Extracellular polymeric substances mediate bioleaching/biocorrosion via interfacial processes involving iron(III) ions and acidophilic bacteria.
In: Research in microbiology (Res.Microbiol.), Jg. 157 (2006) ; Nr. 1, S. 49-56
Zeitschriftenaufsatz / Fach: Chemie
Extracellular polymeric substances seem to play a pivotal role in biocorrosion of metals and bioleaching, biocorrosion of metal sulfides for the winning of precious metals as well as acid rock drainage. For better control of both processes, the structure and function of extracellular polymeric substances of corrosion-causing or leaching bacteria are of crucial importance. Research focused on the extremophilic bacteria Acidithiobacillus ferrooxidans and Leptospirillum ferrooxidans, because of the simplicity and knowledge about the interactions of these bacteria with their substrate and environment. For this purpose, the compn. of the corresponding extracellular polymeric substances and their functions were analyzed. The extracellular polymeric substances of both species consist mainly of neutral sugars and lipids. The functions of the exopolymers seem to be (1) to mediate attachment to a metal sulfide surface (2) to conc. iron(III) ions by complexation through uronic acids or other residues at the mineral surface and allow an oxidative attack on the sulfide. Consequently, dissoln. of the metal sulfide is enhanced and may result in an acceleration of 20-100 fold of the bioleaching process over chem. leaching.
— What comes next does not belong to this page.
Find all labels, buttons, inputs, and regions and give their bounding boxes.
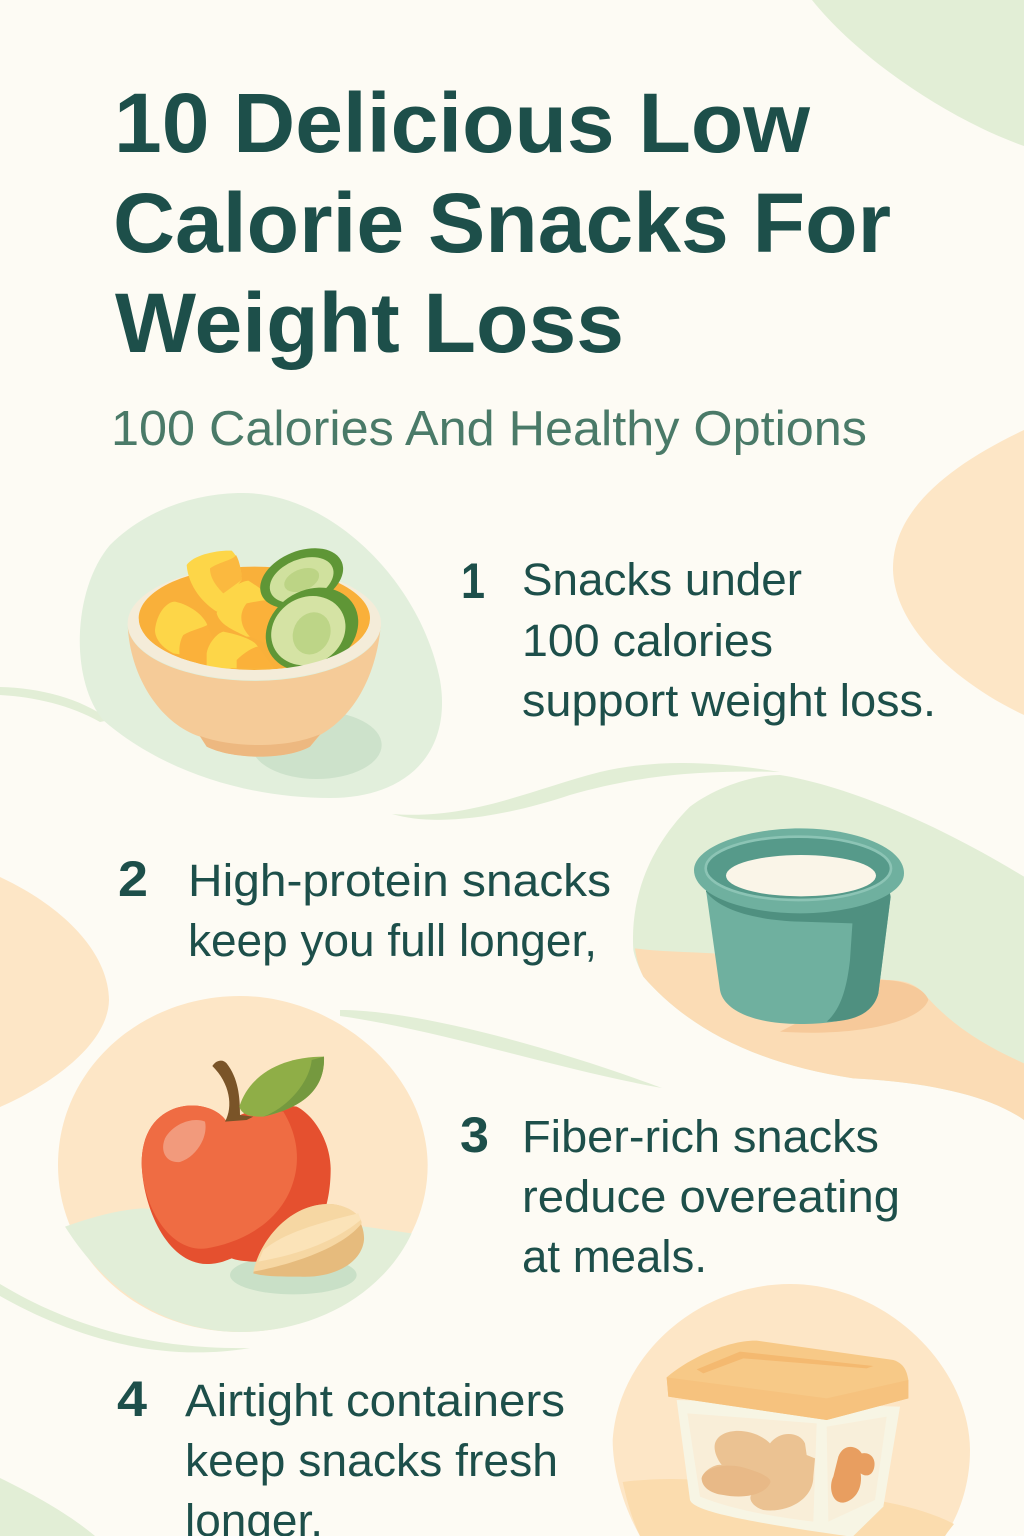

Expts. were performed to elucidate the importance of the iron(III) ions complexed by extracellular polymeric substances for strain-specific differences in the oxidative activity for pyrite. Strains of A. ferrooxidans with a large amt. of iron(III) ions in their extracellular polymeric substances possess greater oxidn. activity than those with fewer iron(III) ions. These data provide insight into the function of and consequently the advantages that extracellular polymeric substances provide to bacteria. The role of extracellular polymeric substances for attachment under the conditions of a space station and resulting effects like biofouling, biocorrosion and malodorous gases is discussed.